Timber harvests in Canada have increased 14% in five years driven by higher lumber production and a rise in log exports, reports the Wood Resource Quarterly.
There has been a steady increase in timber harvests in Canada since the global financial
crisis because of higher export demand for softwood lumber in the US and increased exports of logs to Asia, reports the Wood Resource Quarterly. In 2015, it is expected that log export volumes will decline about 21% from their all-time high in 2013.
In 2014, Canada harvested an estimated 137 million m3 of industrial roundwood, which was 1.3% more than in 2013 and 14% more than in 2010. According to analysis by Wood Resources International, a large majority of the harvested trees, almost three-quarters, were softwood sawlogs destined for the sawmilling industry predominantly in the provinces of British Columbia, Alberta and Quebec. A major share of harvested hardwood trees is small-diameter logs used by the pulp mills and OSB manufacturers in Alberta and the Eastern provinces. Hardwood harvest levels have been fairly stable at around 20 million m3 for a number of years, while softwood harvests have been steadily climbing following the global financial crisis. From 2008 to 2014, softwood log removals in Canada increased by 24%.

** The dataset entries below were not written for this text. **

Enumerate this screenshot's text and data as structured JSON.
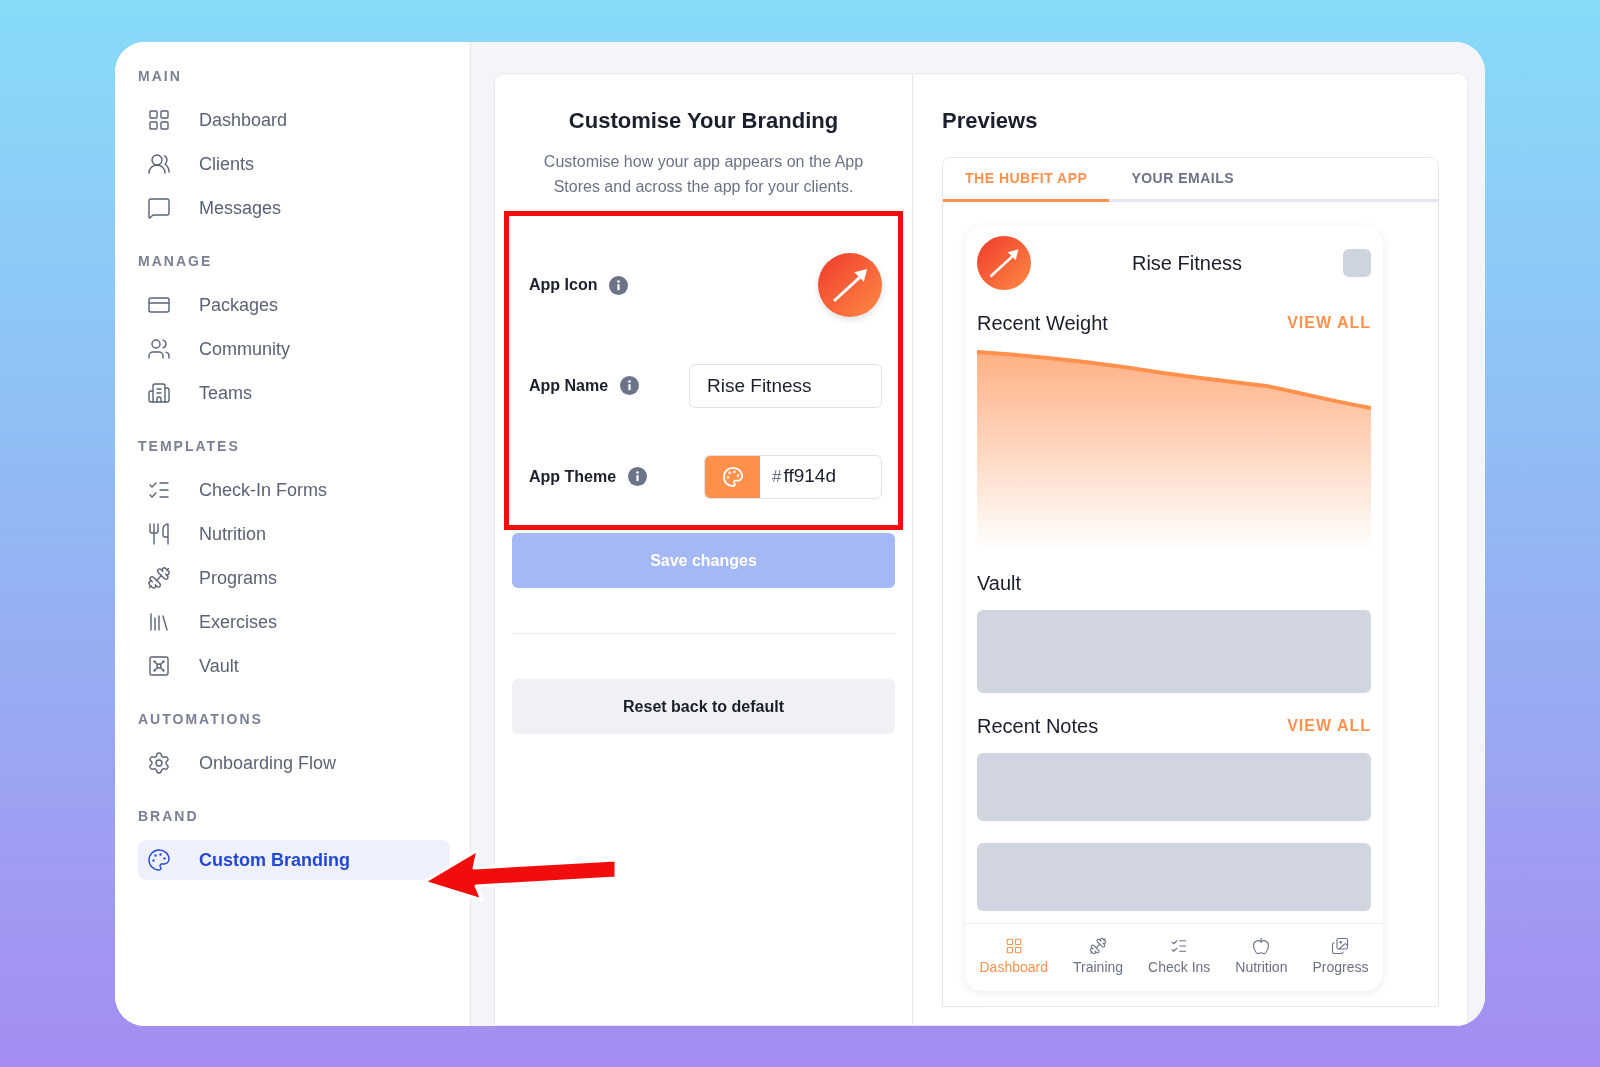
{
  "sidebar": {
    "sections": [
      {
        "title": "MAIN",
        "items": [
          {
            "label": "Dashboard",
            "selected": false
          },
          {
            "label": "Clients",
            "selected": false
          },
          {
            "label": "Messages",
            "selected": false
          }
        ]
      },
      {
        "title": "MANAGE",
        "items": [
          {
            "label": "Packages",
            "selected": false
          },
          {
            "label": "Community",
            "selected": false
          },
          {
            "label": "Teams",
            "selected": false
          }
        ]
      },
      {
        "title": "TEMPLATES",
        "items": [
          {
            "label": "Check-In Forms",
            "selected": false
          },
          {
            "label": "Nutrition",
            "selected": false
          },
          {
            "label": "Programs",
            "selected": false
          },
          {
            "label": "Exercises",
            "selected": false
          },
          {
            "label": "Vault",
            "selected": false
          }
        ]
      },
      {
        "title": "AUTOMATIONS",
        "items": [
          {
            "label": "Onboarding Flow",
            "selected": false
          }
        ]
      },
      {
        "title": "BRAND",
        "items": [
          {
            "label": "Custom Branding",
            "selected": true
          }
        ]
      }
    ]
  },
  "branding": {
    "title": "Customise Your Branding",
    "description": "Customise how your app appears on the App Stores and across the app for your clients.",
    "fields": [
      {
        "kind": "icon",
        "label": "App Icon"
      },
      {
        "kind": "text",
        "label": "App Name",
        "value": "Rise Fitness"
      },
      {
        "kind": "color",
        "label": "App Theme",
        "prefix": "#",
        "value": "ff914d"
      }
    ],
    "save_button": {
      "label": "Save changes",
      "disabled": true
    },
    "reset_button": {
      "label": "Reset back to default"
    }
  },
  "previews": {
    "title": "Previews",
    "tabs": [
      {
        "label": "THE HUBFIT APP",
        "selected": true
      },
      {
        "label": "YOUR EMAILS",
        "selected": false
      }
    ],
    "app": {
      "name": "Rise Fitness",
      "sections": [
        {
          "kind": "chart",
          "title": "Recent Weight",
          "link": "VIEW ALL"
        },
        {
          "kind": "single_block",
          "title": "Vault"
        },
        {
          "kind": "double_block",
          "title": "Recent Notes",
          "link": "VIEW ALL"
        }
      ],
      "nav": [
        {
          "label": "Dashboard",
          "selected": true
        },
        {
          "label": "Training",
          "selected": false
        },
        {
          "label": "Check Ins",
          "selected": false
        },
        {
          "label": "Nutrition",
          "selected": false
        },
        {
          "label": "Progress",
          "selected": false
        }
      ]
    }
  }
}
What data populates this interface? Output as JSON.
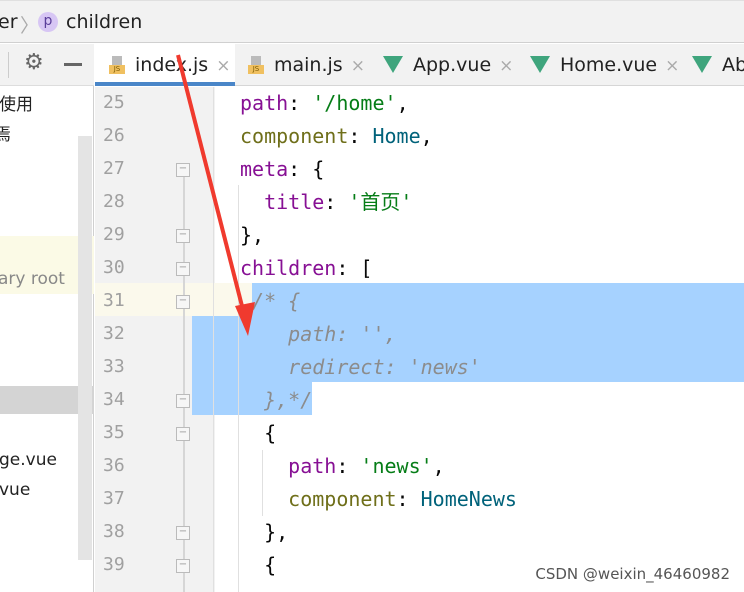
{
  "breadcrumb": {
    "prev": "er",
    "separator": "〉",
    "badge": "p",
    "current": "children"
  },
  "left_panel": {
    "items": [
      "使用",
      "焉",
      "ary root",
      "ge.vue",
      "vue"
    ]
  },
  "tabs": [
    {
      "label": "index.js",
      "icon": "js-file-icon",
      "active": true
    },
    {
      "label": "main.js",
      "icon": "js-file-icon"
    },
    {
      "label": "App.vue",
      "icon": "vue-icon"
    },
    {
      "label": "Home.vue",
      "icon": "vue-icon"
    },
    {
      "label": "Ab",
      "icon": "vue-icon"
    }
  ],
  "close_glyph": "×",
  "editor": {
    "lines": [
      {
        "n": "25",
        "tokens": [
          {
            "t": "path",
            "k": "key"
          },
          {
            "t": ": ",
            "k": "pun"
          },
          {
            "t": "'/home'",
            "k": "str"
          },
          {
            "t": ",",
            "k": "pun"
          }
        ]
      },
      {
        "n": "26",
        "tokens": [
          {
            "t": "component",
            "k": "prop"
          },
          {
            "t": ": ",
            "k": "pun"
          },
          {
            "t": "Home",
            "k": "id"
          },
          {
            "t": ",",
            "k": "pun"
          }
        ]
      },
      {
        "n": "27",
        "tokens": [
          {
            "t": "meta",
            "k": "key"
          },
          {
            "t": ": {",
            "k": "pun"
          }
        ]
      },
      {
        "n": "28",
        "tokens": [
          {
            "t": "  title",
            "k": "key"
          },
          {
            "t": ": ",
            "k": "pun"
          },
          {
            "t": "'首页'",
            "k": "str"
          }
        ]
      },
      {
        "n": "29",
        "tokens": [
          {
            "t": "},",
            "k": "pun"
          }
        ]
      },
      {
        "n": "30",
        "tokens": [
          {
            "t": "children",
            "k": "key"
          },
          {
            "t": ": [",
            "k": "pun"
          }
        ]
      },
      {
        "n": "31",
        "tokens": [
          {
            "t": " /* {",
            "k": "cm"
          }
        ]
      },
      {
        "n": "32",
        "tokens": [
          {
            "t": "    path: '',",
            "k": "cm"
          }
        ]
      },
      {
        "n": "33",
        "tokens": [
          {
            "t": "    redirect: 'news'",
            "k": "cm"
          }
        ]
      },
      {
        "n": "34",
        "tokens": [
          {
            "t": "  },*/",
            "k": "cm"
          }
        ]
      },
      {
        "n": "35",
        "tokens": [
          {
            "t": "  {",
            "k": "pun"
          }
        ]
      },
      {
        "n": "36",
        "tokens": [
          {
            "t": "    path",
            "k": "key"
          },
          {
            "t": ": ",
            "k": "pun"
          },
          {
            "t": "'news'",
            "k": "str"
          },
          {
            "t": ",",
            "k": "pun"
          }
        ]
      },
      {
        "n": "37",
        "tokens": [
          {
            "t": "    component",
            "k": "prop"
          },
          {
            "t": ": ",
            "k": "pun"
          },
          {
            "t": "HomeNews",
            "k": "id"
          }
        ]
      },
      {
        "n": "38",
        "tokens": [
          {
            "t": "  },",
            "k": "pun"
          }
        ]
      },
      {
        "n": "39",
        "tokens": [
          {
            "t": "  {",
            "k": "pun"
          }
        ]
      }
    ]
  },
  "watermark": "CSDN @weixin_46460982"
}
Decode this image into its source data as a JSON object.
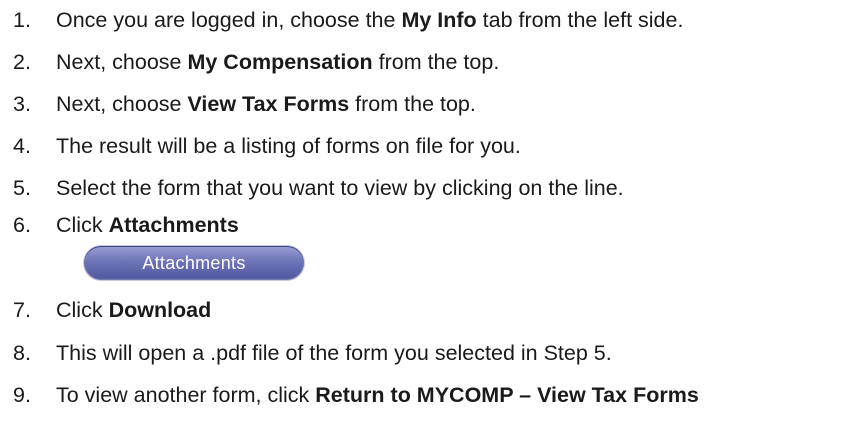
{
  "steps": [
    {
      "num": "1.",
      "text_before": "Once you are logged in, choose the ",
      "bold": "My Info",
      "text_after": " tab from the left side."
    },
    {
      "num": "2.",
      "text_before": "Next, choose ",
      "bold": "My Compensation",
      "text_after": " from the top."
    },
    {
      "num": "3.",
      "text_before": "Next, choose ",
      "bold": "View Tax Forms",
      "text_after": " from the top."
    },
    {
      "num": "4.",
      "text_before": "The result will be a listing of forms on file for you.",
      "bold": "",
      "text_after": ""
    },
    {
      "num": "5.",
      "text_before": "Select the form that you want to view by clicking on the line.",
      "bold": "",
      "text_after": ""
    },
    {
      "num": "6.",
      "text_before": "Click ",
      "bold": "Attachments",
      "text_after": ""
    },
    {
      "num": "7.",
      "text_before": "Click ",
      "bold": "Download",
      "text_after": ""
    },
    {
      "num": "8.",
      "text_before": "This will open a .pdf file of the form you selected in Step 5.",
      "bold": "",
      "text_after": ""
    },
    {
      "num": "9.",
      "text_before": "To view another form, click ",
      "bold": "Return to MYCOMP – View Tax Forms",
      "text_after": ""
    }
  ],
  "attachments_button": {
    "label": "Attachments",
    "color": "#6e74b8"
  }
}
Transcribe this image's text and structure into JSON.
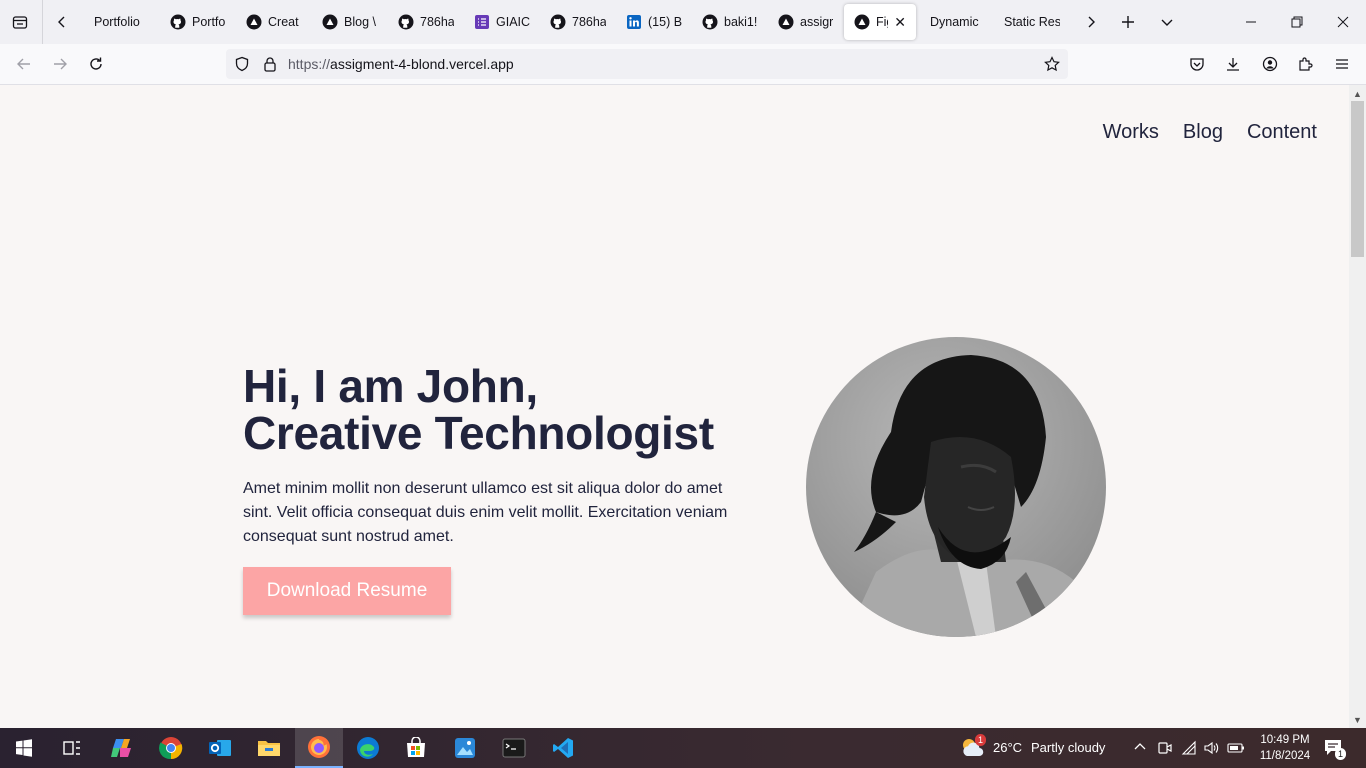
{
  "browser": {
    "tabs": [
      {
        "label": "Portfolio",
        "icon": "none"
      },
      {
        "label": "Portfo",
        "icon": "github-icon"
      },
      {
        "label": "Creat",
        "icon": "vercel-icon"
      },
      {
        "label": "Blog \\",
        "icon": "vercel-icon"
      },
      {
        "label": "786ha",
        "icon": "github-icon"
      },
      {
        "label": "GIAIC",
        "icon": "form-icon"
      },
      {
        "label": "786ha",
        "icon": "github-icon"
      },
      {
        "label": "(15) B",
        "icon": "linkedin-icon"
      },
      {
        "label": "baki1!",
        "icon": "github-icon"
      },
      {
        "label": "assigr",
        "icon": "vercel-icon"
      },
      {
        "label": "Fig",
        "icon": "vercel-icon",
        "active": true
      },
      {
        "label": "Dynamic",
        "icon": "none"
      },
      {
        "label": "Static Res",
        "icon": "none"
      }
    ],
    "url_scheme": "https://",
    "url_host": "assigment-4-blond.vercel.app"
  },
  "site": {
    "nav": [
      "Works",
      "Blog",
      "Content"
    ],
    "hero_line1": "Hi, I am John,",
    "hero_line2": "Creative Technologist",
    "hero_text": "Amet minim mollit non deserunt ullamco est sit aliqua dolor do amet sint. Velit officia consequat duis enim velit mollit. Exercitation veniam consequat sunt nostrud amet.",
    "cta_label": "Download Resume",
    "cta_color": "#ff6464"
  },
  "taskbar": {
    "weather_temp": "26°C",
    "weather_desc": "Partly cloudy",
    "weather_badge": "1",
    "time": "10:49 PM",
    "date": "11/8/2024",
    "notification_count": "1"
  }
}
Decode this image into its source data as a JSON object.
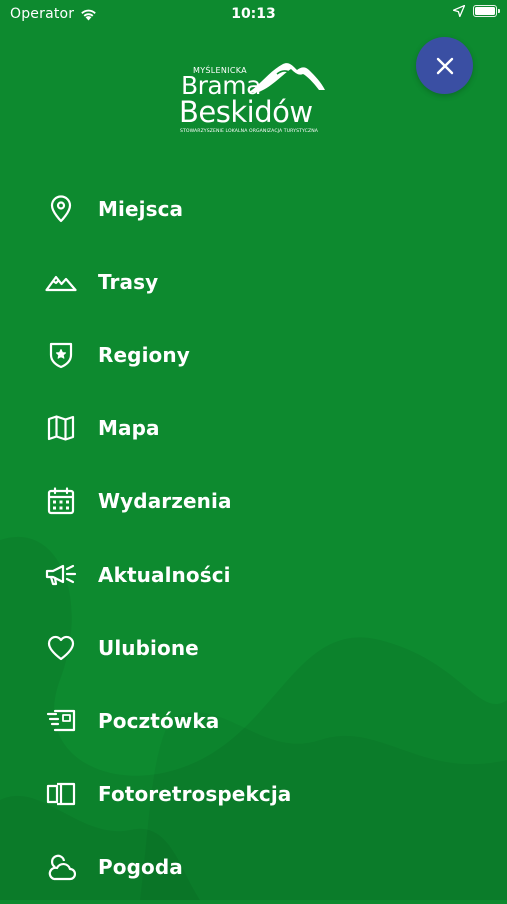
{
  "colors": {
    "background": "#0d8a2f",
    "close_button": "#3a4fa3",
    "text": "#ffffff"
  },
  "status_bar": {
    "carrier": "Operator",
    "time": "10:13",
    "battery_level": 1.0
  },
  "logo": {
    "line_top": "MYŚLENICKA",
    "line1": "Brama",
    "line2": "Beskidów",
    "subtitle": "STOWARZYSZENIE LOKALNA ORGANIZACJA TURYSTYCZNA"
  },
  "close_button": {
    "icon": "close-icon"
  },
  "menu": {
    "items": [
      {
        "label": "Miejsca",
        "icon": "map-pin-icon"
      },
      {
        "label": "Trasy",
        "icon": "mountain-icon"
      },
      {
        "label": "Regiony",
        "icon": "shield-star-icon"
      },
      {
        "label": "Mapa",
        "icon": "map-icon"
      },
      {
        "label": "Wydarzenia",
        "icon": "calendar-icon"
      },
      {
        "label": "Aktualności",
        "icon": "megaphone-icon"
      },
      {
        "label": "Ulubione",
        "icon": "heart-icon"
      },
      {
        "label": "Pocztówka",
        "icon": "postcard-icon"
      },
      {
        "label": "Fotoretrospekcja",
        "icon": "photo-compare-icon"
      },
      {
        "label": "Pogoda",
        "icon": "weather-cloud-icon"
      }
    ]
  }
}
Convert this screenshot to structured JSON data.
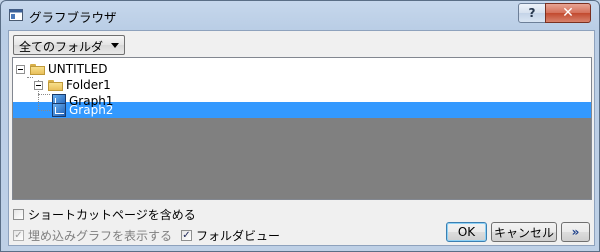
{
  "window": {
    "title": "グラフブラウザ",
    "help_label": "?",
    "close_label": "✕"
  },
  "folder_select": {
    "value": "全てのフォルダ"
  },
  "tree": {
    "items": [
      {
        "label": "UNTITLED",
        "type": "folder",
        "level": 0,
        "expanded": true
      },
      {
        "label": "Folder1",
        "type": "folder",
        "level": 1,
        "expanded": true
      },
      {
        "label": "Graph1",
        "type": "graph",
        "level": 2
      },
      {
        "label": "Graph2",
        "type": "graph",
        "level": 2,
        "selected": true
      }
    ]
  },
  "options": {
    "include_shortcut": {
      "label": "ショートカットページを含める",
      "checked": false
    },
    "show_embedded": {
      "label": "埋め込みグラフを表示する",
      "checked": true,
      "disabled": true
    },
    "folder_view": {
      "label": "フォルダビュー",
      "checked": true
    }
  },
  "buttons": {
    "ok": "OK",
    "cancel": "キャンセル",
    "more": "»"
  },
  "colors": {
    "selection": "#3399ff",
    "tree_background": "#808080"
  }
}
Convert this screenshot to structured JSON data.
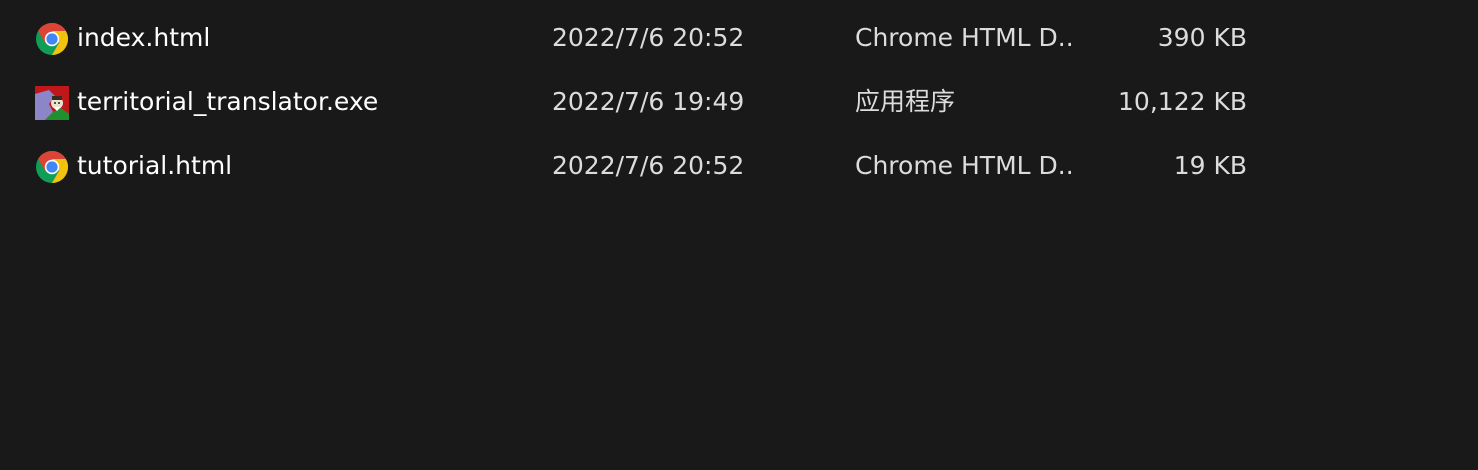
{
  "files": [
    {
      "name": "index.html",
      "date_modified": "2022/7/6 20:52",
      "type": "Chrome HTML D...",
      "size": "390 KB",
      "icon": "chrome-icon"
    },
    {
      "name": "territorial_translator.exe",
      "date_modified": "2022/7/6 19:49",
      "type": "应用程序",
      "size": "10,122 KB",
      "icon": "application-icon"
    },
    {
      "name": "tutorial.html",
      "date_modified": "2022/7/6 20:52",
      "type": "Chrome HTML D...",
      "size": "19 KB",
      "icon": "chrome-icon"
    }
  ],
  "colors": {
    "background": "#191919",
    "text_primary": "#ffffff",
    "text_secondary": "#dcdcdc",
    "chrome_red": "#db4437",
    "chrome_yellow": "#f4c20d",
    "chrome_green": "#0f9d58",
    "chrome_blue": "#4285f4"
  }
}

The biggest changes in log usage the past five years have been the increased use of softwood sawlogs for lumber production, and the higher consumption of hardwood logs by the OSB industry. In 2014, WRI estimates that 72% of the total harvest was consumed by softwood sawmills, 17% was logs destined for the pulp industry and the remaining 11% was logs to be used by the wood panel sector and for exports.
Over 90% of log exports have been from Western Canada to Asia the past five years, with the total volume shipped overseas increasing from 2.0 million m3 in 2010 to 5.8 million m3 in 2014. Log volumes from British Columbia to China have seen a spectacular rise from about only 100,000 m3 in 2007 to 3.4 million m3 in 2014.
During the first seven months of 2015, export volumes to Asia declined 17% from the same period in 2014, and total shipments for 2015 will probably be less than five million m3, or almost 21% below the all-time high two years ago.
Although the export market still pays higher prices for both Douglas-fir and hemlock sawlogs than does the domestic market, the average log export price has been sliding faster than domestic prices, according to the WRQ. Average export prices to Asia have fallen about 20% from 2013 to 2015.